R.Narasimhan, Chennai ANSWER 1: The need to develop and improve rain-making techniques in terms of design, operation, monitoring and evaluation by giving them a more scientific character is today's need. This includes using computers to study cloud formations and help the rain-making operations achieve the goals of the project. The role of weather modification, or rain-making, is an important component in water resource management. The process involved in artificial rain-making involves three easy-to-understand stages. The first stage is agitation. That is using chemicals to stimulate the air mass upwind of the target area to rise and form rain clouds. The chemicals used during this stage are calcium chloride calcium carbide, calcium oxide, a compound of salt and urea, or a compound of urea and ammonium nitrate. These compounds are capable of absorbing water vapour from the air mass, thus stimulating the condensation process. The second stage is called building-up stage. Here the cloud mass is built up using chemicals such as kitchen salt, the T.1 formula, urea, ammonium nitrate, dry ice, and occasionally also calcium chloride to increase nuclei which also increase the density of the clouds. In the third stage of bombardment chemicals such as super-cool agents: silver iodide and dry ice are used to reach the most unbalanced status which builds up large beads of water (Nuclei) and makes them fall down as raindrops.
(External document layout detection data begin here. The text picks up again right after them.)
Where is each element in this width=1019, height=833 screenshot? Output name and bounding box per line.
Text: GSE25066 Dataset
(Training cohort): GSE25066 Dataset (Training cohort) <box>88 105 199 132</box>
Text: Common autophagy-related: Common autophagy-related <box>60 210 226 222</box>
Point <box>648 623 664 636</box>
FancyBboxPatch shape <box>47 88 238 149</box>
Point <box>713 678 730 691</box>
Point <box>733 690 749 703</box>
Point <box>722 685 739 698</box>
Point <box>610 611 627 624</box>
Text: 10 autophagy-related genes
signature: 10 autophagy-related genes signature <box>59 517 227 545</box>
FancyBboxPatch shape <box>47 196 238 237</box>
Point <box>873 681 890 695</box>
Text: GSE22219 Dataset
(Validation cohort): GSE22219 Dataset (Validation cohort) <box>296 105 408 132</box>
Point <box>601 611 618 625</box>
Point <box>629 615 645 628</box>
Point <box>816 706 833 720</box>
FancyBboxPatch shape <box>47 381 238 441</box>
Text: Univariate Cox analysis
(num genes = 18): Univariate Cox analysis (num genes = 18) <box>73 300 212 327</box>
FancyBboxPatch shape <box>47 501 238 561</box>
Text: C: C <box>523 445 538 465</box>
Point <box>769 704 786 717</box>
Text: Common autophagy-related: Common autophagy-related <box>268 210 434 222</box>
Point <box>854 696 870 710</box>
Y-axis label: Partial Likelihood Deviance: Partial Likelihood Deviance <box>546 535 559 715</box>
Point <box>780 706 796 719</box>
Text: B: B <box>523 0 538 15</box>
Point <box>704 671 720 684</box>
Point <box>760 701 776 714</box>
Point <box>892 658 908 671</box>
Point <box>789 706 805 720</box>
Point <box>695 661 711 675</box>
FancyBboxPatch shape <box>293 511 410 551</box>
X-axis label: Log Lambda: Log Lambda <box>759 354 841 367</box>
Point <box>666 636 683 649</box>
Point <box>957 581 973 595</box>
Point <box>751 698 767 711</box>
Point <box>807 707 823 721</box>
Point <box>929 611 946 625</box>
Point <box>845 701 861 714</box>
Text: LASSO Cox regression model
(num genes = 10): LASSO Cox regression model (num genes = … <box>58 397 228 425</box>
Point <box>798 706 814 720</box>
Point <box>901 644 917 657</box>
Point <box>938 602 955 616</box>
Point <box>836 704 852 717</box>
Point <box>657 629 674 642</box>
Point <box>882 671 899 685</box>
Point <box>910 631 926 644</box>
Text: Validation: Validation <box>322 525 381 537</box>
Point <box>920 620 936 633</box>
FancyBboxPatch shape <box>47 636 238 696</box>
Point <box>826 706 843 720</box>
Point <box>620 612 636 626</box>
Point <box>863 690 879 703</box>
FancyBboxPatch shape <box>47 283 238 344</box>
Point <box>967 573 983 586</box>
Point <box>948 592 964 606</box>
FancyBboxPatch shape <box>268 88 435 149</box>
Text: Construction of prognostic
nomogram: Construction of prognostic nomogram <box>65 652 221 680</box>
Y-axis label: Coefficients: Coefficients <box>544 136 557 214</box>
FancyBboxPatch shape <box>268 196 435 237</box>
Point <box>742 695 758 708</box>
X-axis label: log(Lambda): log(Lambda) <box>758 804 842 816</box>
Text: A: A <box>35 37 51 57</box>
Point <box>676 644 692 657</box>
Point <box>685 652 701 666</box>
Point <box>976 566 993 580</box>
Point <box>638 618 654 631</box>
In planning every stage a high degree of expertise and experience is required, in selecting the types and amounts of chemicals to be used, while taking into consideration weather conditions, topographical conditions, wind direction and velocity as well as the location or delimitation of the area for chemical seeding. Several other ideas are also involved in rain making. Rockets containing rain-making chemicals can be fired into the clouds either from the ground or from aircraft. A jet of rain-making chemicals is shot from a highly pressurised cannister directly into the cloud base, so as to coerce clouds which normally hang above mountain tops to cluster up and rain on the mountain or their slopes. Rain-making chemicals are added to super-cooled clouds, i.e., those at altitudes above 18,000 metres, to stimulate the formation of ice crystals in the cloud or cloud cluster. The Hindu S&T desk *** ANSWER 2: Artificial rain is produced by spraying clouds with substances like Silver Iodide (costly) or cheaper ones like solid carbon dioxide (dry ice) or even finely powdered Sodium Chloride. The process is called seeding. Often there are clouds, but no rain. This is because of a phenomenon called supercooling. The temperature of the cloud might be close to zero and there might even be crystals of ice in it. The water vapour in the cloud does not condense to liquid water. The super cooling gets disturbed by spraying the cloud with the chemicals mentioned above, using a small aeroplane for the purpose. The `super' phenomena (cooling, heating, saturation etc.) are perverse in a sense. Very pure water when heated in a clean vessel, often does not start boiling when expected. Crystals of the photographer's hypo (Sodium thiosulphate) easily dissolve in a little water when heated. But on cooling, crystals do not separate out. If the vessel is shaken vigorously, or if a small crystal of hypo is freshly added, then crystallization starts immediately. Making artificial rain is a similar way of intervening in the super cooling phenomenon.